A catastrophe machine

Catastrophe theory was a popular branch of mathematics concerned with qualitative characterizations of ways that singularities relate to potential energy functions. The name “catastrophe theory” comes from how a continuous change in a parameter of a potential function can introduce a discontinuous jump in observed phenomena, and this can be catastrophic in certain cases, like with a buckling beam. I say the field “was” popular, rather than “is”, because it was a classic example of a field of applied mathematics that was overhyped, applied too widely without adequate attention toward scientific fundamentals, and the backlash all but killed it. However, there is some talk about it recently becoming popular again for chemical applications. (Hence why this blog post!)

Plus, the mathematics is indisputably elegant – that was never in doubt, even during the controversy around it – and one can develop a basic intuition for it using simple physical examples that are well-suited for a website like this. I’ve created an interactive “catastrophe machine” that exhibits the basic form of the “cusp” catastrophe. Imagine a wedge shaped like a parabola balancing on a table (see thick blue outline in left figure below). The parameter that we will alter continuously is its center of mass (green dot in figure; drag it around!), and the discontinuity comes in the wedge’s equilibrium resting position.

Move the center of mass to the center-top of the parabola, within the dotted cusp (called the bifurcation set). Notice that two local minima emerge on the potential function. As the center of mass crosses the bifurcation set, one of the local minima disappear. If that was the one that the parabola was resting in, then the parabola undergoes a dramatic change in behavior: a “catastrophe” as it’s been termed.

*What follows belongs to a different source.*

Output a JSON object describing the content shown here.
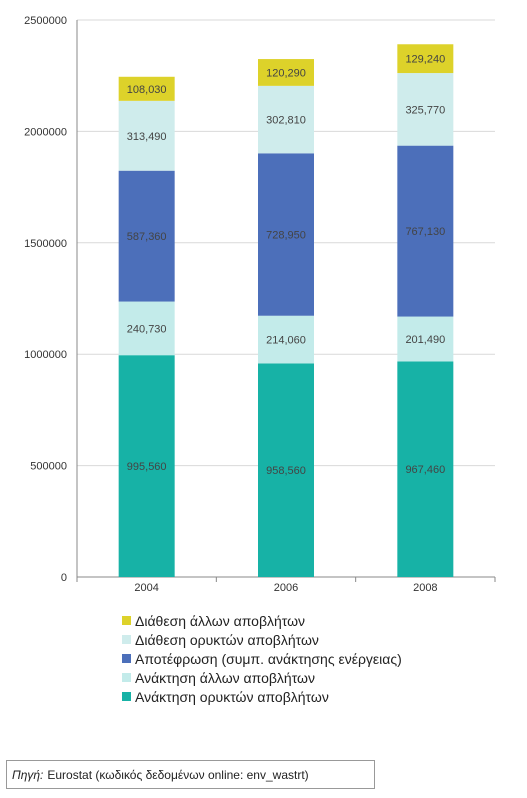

Note that in the visualization, the line representing the ground moves when the center of mass moves, rather than the parabola itself. I only drew the point corresponding to the global minimum - perhaps it would have been more accurate to include both. Also note that the right hand figure is interactive.

Full screen version.

The right hand figure is the so-called catastrophe surface for this machine. For each possible center of gravity $(x, y)$ in the parabola, we give it z-coordinates for the critical points of the energy function, in other words, the zeros of the derivative of the potential energy function. That turns out to be a cubic polynomial in this case. The roots of a cubic polynomial vary continuously with the coefficients, and there can be one, two, or three roots. The catastrophe occurs when the point must “jump” across the fold on the catastrophe surface.

Two accessible introductions to the subject for anyone who has taken multivariable calculus are Curves and Singularities by J.W. Bruce and P.J. Giblin; Catastrophe Theory and its Applications by Tim Poston and Ian Stewart. Bruce and Giblin analyze this particular catastrophe in detail in Chapter 1, which they call the Poston catastrophe machine. This critique of catastrophe theory is among the more famous in mathematics. I think it still makes a great read, for the types of issues one encounters while doing modeling.